Shopify is investing in product marketing and in-country sales teams in countries where it already has a good foothold, President Harley Finkelstein said on a conference call, but intends to take a “meticulous and very strategic approach” to international expansion.
“Some other countries that we have on our radar, we don’t think it’s the right time to go really deep. That will happen in the future,” he said.
Gross merchandise value — the broadest measure of product sales flowing through Shopify’s platform — was $41.1 billion in the fourth quarter, up 99% from the same quarter a year earlier, helped by soaring demand for online shopping during the global pandemic. Full-year GMV was $119.6 billion.
“I think you have some profit-taking and I think investor expectations were very, very high,” Jefferies analyst Samad Samana said of the share decline. On the earnings, Samana said: “We view it as a capstone to an incredible 2020, a year in which they saw growth that nobody could have anticipated.”

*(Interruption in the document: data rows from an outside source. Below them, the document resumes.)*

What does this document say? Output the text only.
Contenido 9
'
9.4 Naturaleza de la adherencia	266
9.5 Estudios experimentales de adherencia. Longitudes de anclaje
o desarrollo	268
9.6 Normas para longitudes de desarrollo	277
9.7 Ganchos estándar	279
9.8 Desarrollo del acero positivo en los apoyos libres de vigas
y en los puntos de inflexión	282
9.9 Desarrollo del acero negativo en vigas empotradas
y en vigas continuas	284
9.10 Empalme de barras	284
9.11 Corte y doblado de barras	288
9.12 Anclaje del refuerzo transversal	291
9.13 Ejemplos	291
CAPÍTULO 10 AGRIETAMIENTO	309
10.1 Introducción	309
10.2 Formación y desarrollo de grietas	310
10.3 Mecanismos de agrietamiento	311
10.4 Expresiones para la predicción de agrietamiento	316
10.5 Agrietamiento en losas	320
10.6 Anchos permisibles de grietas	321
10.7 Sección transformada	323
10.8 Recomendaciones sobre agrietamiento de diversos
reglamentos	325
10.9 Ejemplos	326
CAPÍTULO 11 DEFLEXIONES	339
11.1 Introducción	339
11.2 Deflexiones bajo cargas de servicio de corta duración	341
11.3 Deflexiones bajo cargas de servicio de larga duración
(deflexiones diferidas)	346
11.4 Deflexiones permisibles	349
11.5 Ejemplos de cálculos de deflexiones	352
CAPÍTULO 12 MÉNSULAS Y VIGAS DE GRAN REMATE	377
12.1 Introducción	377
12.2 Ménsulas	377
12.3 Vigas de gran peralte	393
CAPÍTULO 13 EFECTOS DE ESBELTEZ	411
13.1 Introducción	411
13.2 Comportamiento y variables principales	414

Shopify will spend money to improve its software platform and develop its payments, shipping, capital and Shopify Plus products, the company said in a presentation to investors.
Other highlights in the earnings report:
The company posted fourth quarter adjusted earnings of $1.58 per share that beat analyst estimates of $1.21 per share.
Revenue of $977.7 million was nearly double the $505.2 million a year earlier.
Shopify expects the first quarter of 2021 to contribute the smallest share of this year’s sales and Q4 the largest.
Retailers from from Under Armour Inc. to Coach parent Tapestry Inc. have seen continuing strength in online sales as the pandemic lingers. That said, bricks-and-mortar retailers are still hoping for a recovery in 2021 as vaccination efforts gain momentum.
Some analysts have questioned whether Shopify’s growth trajectory is sustainable. However, big Wall Street names continue to pump billions of dollars into online retailers.
Since it was founded in 2004, Shopify has expanded from a core software business, helping businesses get online quickly, to providing an array of services to companies including payments, lending, and shipping.